In T 1030/06 betraf die Anmeldung ein System und Verfahren zum sicheren Zwischenspeichern von Inhalten. Der Kammer zufolge handelt es sich beim Fachmann um einen Durchschnittsfachmann, der also nicht nur Zugang zum Stand der Technik und zum allgemein üblichen Wissensstand auf dem betreffenden Gebiet hat, sondern auch über die Fähigkeit zu routinemäßigen Arbeiten und Versuchen verfügt. Somit konnte vom Fachmann erwartet werden, dass er nach Lösungen sucht und Entscheidungen trifft, um anstehende Konstruktionsaufgaben zu lösen.

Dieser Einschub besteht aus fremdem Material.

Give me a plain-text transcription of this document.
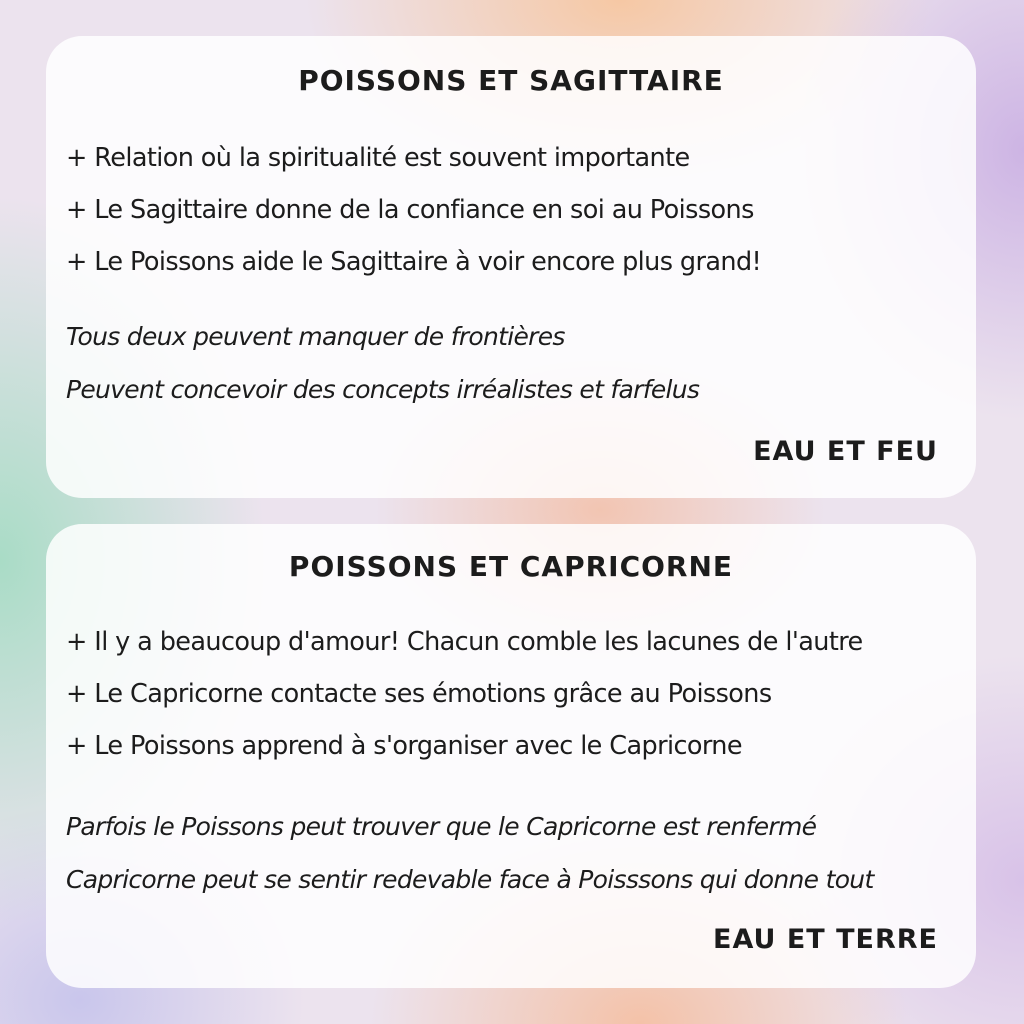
POISSONS ET SAGITTAIRE
+ Relation où la spiritualité est souvent importante
+ Le Sagittaire donne de la confiance en soi au Poissons
+ Le Poissons aide le Sagittaire à voir encore plus grand!

Tous deux peuvent manquer de frontières

Peuvent concevoir des concepts irréalistes et farfelus

EAU ET FEU

POISSONS ET CAPRICORNE
+ Il y a beaucoup d'amour! Chacun comble les lacunes de l'autre
+ Le Capricorne contacte ses émotions grâce au Poissons
+ Le Poissons apprend à s'organiser avec le Capricorne

Parfois le Poissons peut trouver que le Capricorne est renfermé

Capricorne peut se sentir redevable face à Poisssons qui donne tout

EAU ET TERRE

In T 1761/12 befand die Kammer die Sichtweise für zu formell, dass der in der Rechtsprechung der Beschwerdekammern entwickelte Aufgabe-Lösungs-Ansatz die Fragestellung nicht vorsehe, ob es notwendig ist, Merkmale beizubehalten, die sich nicht vom nächstliegenden Stand der Technik unterscheiden. Über den dem Fachmann allgemein zugeschriebenen bloßen Mangel an Fantasie hinaus scheine diese Haltung ihm auch die Fähigkeit abzusprechen, Schlussfolgerungen aus einer Information zu ziehen, die sich direkt aus dem Stand der Technik ergibt.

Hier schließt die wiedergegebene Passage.